Okay, so this is the bad part.  Kristyn really wanted to see a hockey game, so we bought tickets to see the Cardiff Devils—which is wayyy more exciting than it sounds. It was pretty cool, even though I know nothing about hockey.  It’s a pretty fast-paced game and really easy to lose track of the puck.  The Devils won, which was good.  The Devils fans also liked to do this thing where they took off their shoes and held them in the air whenever something happened (I was never clear exactly what that entailed…) But so yeah.  The game was fine.  It was what happened before we arrived that was the bad part.
We had to take a bus there.  And the bus, being a typical city bus, took us all over the place, meandering here and there through first nice, and then slowly grimier and grimier neighborhoods as the bus slowly ambled outside of the city.  We came up to a three-way intersection and saw a stopped red car off to the right side (i.e. the wrong side of the road here) and, thinking it hit another car, I looked at my seatmate and said, ‘Oh, that sucks.’  The bus slowed down to swerve around the car and as we passed it, we realized there was a man lying facedown in the road, halfway under the red car.  His jeans were torn, exposing the flesh underneath, and his arms were above his head as if he had tried to brace himself before he fell.  By his side, about 2 meters away, lay a bent, damaged motorcycle.  He wasn’t moving, and a little circle of people had gathered around him in a semicircle.
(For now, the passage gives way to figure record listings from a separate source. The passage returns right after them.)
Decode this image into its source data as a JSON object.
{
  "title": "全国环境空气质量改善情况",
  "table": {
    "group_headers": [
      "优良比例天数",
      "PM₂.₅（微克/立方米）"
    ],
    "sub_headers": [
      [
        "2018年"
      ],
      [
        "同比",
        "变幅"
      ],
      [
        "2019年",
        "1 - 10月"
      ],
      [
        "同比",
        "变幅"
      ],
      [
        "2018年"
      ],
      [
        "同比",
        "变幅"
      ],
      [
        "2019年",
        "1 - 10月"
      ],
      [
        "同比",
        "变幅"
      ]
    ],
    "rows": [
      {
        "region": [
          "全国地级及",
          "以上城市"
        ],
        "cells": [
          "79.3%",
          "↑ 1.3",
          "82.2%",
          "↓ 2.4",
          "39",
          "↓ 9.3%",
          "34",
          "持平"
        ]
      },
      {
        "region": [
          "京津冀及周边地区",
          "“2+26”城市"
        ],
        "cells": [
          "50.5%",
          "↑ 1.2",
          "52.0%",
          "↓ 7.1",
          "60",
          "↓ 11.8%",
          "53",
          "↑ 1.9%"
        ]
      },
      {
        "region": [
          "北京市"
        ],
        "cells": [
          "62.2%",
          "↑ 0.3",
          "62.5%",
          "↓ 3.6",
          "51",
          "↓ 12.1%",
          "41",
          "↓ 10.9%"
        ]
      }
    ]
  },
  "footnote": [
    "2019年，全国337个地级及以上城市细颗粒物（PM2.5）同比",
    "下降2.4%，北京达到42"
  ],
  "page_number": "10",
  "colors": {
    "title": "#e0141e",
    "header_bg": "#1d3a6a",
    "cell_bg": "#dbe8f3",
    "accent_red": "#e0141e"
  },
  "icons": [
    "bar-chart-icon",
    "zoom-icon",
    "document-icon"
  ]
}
On the bus, there was a collective gasp as people stared at the man, unable to look away. There wasny any police there, no ambulance.  No one was doing anything.  And we just sat there on the bus, watching the scene outside.  The three rowdy men in the back actually stopped the bus and jumped off to ‘see what was happening’…pretty sick, right? And then the bus turned the corner and he was gone. 

Yet I couldn’t get him out of my mind.  That picture of the man, just lying there, unmoving, with the group just standing around him was burned into my eyes.  It really disturbed me, that feeling of helplessness, that I didn’t—couldn’t—do anything.  For days, I couldn’t get the image out of my mind, instead, sharing it with anyone who’d listen.  What did they tell his family? What was he doing there anyway? Why didn’t they pay better attention? Why do people ride motorcycles anyway, as dangerous as they are? I’m pretty sure that this experience, this image, as fleeting as it was, changed something in me.  I’m not sure what, but things suddenly seemed a little different, life suddenly seemed a more important. 

Thanks to some Google research, I later found out he died right there on the scene.  When the bus drove by, when I looked out that window—he was already gone.